Created attachment 91263 [details] Screenshot of xterm's failure The attached screenshot demonstrates this bug. Observe the shell prompt and current cursor (solid block) in the new, small font, and an outline of the old, large font, cursor right around where the new cursor is now.
> Control+M3 What is M3? In 3 years of maintaining XFree86, and about 8 years of using it, I've never heard of a key labeled or refered to as M3. We do not officially support xterm, but merely provide it for end user convenience. You're recommended to use one of our supported terminal applications - konsole and gnome-terminal If you believe it to be an xterm bug, please file a bug report upstream in XFree86 bugzilla at: http://bugs.xfree86.org You're recommended to upgrade to Red Hat Linux 9 first with XFree86 4.3.0, as if this is a real bug in xterm, the upstream maintainer will want you to be using the latest version of XFree86 likely first.

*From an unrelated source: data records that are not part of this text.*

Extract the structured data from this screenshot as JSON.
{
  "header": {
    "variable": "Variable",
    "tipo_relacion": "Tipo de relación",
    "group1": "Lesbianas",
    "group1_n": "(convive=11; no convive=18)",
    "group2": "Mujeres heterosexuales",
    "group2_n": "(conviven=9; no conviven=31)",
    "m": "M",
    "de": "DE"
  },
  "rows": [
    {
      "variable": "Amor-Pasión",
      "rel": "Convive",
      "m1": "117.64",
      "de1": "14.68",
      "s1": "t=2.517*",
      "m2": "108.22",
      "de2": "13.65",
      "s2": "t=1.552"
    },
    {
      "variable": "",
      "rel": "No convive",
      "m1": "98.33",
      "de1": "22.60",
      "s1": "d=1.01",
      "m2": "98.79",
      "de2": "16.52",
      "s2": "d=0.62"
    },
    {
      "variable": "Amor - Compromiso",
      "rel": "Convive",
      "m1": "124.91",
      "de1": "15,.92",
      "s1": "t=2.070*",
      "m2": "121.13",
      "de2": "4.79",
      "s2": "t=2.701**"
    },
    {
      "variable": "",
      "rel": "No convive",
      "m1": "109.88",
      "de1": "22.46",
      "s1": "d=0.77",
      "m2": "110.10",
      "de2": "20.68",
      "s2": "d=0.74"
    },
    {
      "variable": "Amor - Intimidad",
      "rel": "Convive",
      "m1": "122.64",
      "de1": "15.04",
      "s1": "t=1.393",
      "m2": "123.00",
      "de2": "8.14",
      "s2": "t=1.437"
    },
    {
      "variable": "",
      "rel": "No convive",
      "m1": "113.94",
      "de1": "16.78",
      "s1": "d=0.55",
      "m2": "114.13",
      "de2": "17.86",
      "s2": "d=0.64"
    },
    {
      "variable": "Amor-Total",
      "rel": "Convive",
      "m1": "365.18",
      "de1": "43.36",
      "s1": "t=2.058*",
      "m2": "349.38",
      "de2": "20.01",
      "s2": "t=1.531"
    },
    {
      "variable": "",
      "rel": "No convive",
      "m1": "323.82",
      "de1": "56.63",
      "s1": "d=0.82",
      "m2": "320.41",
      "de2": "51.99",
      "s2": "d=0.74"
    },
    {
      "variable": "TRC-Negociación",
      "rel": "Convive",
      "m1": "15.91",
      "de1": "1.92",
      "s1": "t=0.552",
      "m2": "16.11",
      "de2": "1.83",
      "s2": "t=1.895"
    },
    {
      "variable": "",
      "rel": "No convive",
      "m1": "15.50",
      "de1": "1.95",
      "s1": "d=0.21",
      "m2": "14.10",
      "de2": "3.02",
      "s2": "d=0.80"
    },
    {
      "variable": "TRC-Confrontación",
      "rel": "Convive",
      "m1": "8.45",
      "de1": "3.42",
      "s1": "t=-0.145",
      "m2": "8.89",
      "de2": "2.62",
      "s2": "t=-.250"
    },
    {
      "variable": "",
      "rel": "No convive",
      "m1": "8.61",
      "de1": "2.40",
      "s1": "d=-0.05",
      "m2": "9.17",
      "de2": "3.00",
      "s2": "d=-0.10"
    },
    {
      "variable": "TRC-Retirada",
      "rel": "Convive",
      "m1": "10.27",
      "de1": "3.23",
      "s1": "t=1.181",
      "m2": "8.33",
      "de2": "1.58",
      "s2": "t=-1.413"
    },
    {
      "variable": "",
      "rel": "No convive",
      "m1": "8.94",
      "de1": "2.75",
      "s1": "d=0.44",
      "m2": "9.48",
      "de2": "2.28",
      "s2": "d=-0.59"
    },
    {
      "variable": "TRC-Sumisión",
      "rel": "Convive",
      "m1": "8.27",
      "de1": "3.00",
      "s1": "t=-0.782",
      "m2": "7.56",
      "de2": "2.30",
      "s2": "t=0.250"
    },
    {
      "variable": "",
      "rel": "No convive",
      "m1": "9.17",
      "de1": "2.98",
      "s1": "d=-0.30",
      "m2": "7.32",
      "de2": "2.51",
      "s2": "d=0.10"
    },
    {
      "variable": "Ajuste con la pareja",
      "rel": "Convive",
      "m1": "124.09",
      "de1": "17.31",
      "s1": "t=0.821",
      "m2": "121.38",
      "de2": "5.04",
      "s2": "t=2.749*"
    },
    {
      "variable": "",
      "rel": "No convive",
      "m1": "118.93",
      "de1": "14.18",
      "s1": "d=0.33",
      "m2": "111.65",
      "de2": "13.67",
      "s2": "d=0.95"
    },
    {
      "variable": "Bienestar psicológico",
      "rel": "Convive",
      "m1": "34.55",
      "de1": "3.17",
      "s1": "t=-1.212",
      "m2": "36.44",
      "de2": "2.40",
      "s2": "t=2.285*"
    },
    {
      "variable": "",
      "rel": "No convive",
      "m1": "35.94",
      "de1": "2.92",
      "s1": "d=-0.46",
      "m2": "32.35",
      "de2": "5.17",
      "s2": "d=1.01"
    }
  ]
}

Actually, I just decoded the secret message of M3 being the third mouse button. Interesting confusion. I now see the menu you are talking about (which I never knew existed before). I just tried to reproduce this problem on Red Hat Linux 9, and also on Red Hat Linux 8.0, and 7.1. I'm unable to reproduce this on any of the three. Either way, if the problem occurs for you in Red Hat Linux 9, it's something the xterm maintainer upstream will have to handle. Please report it there if the problem persists.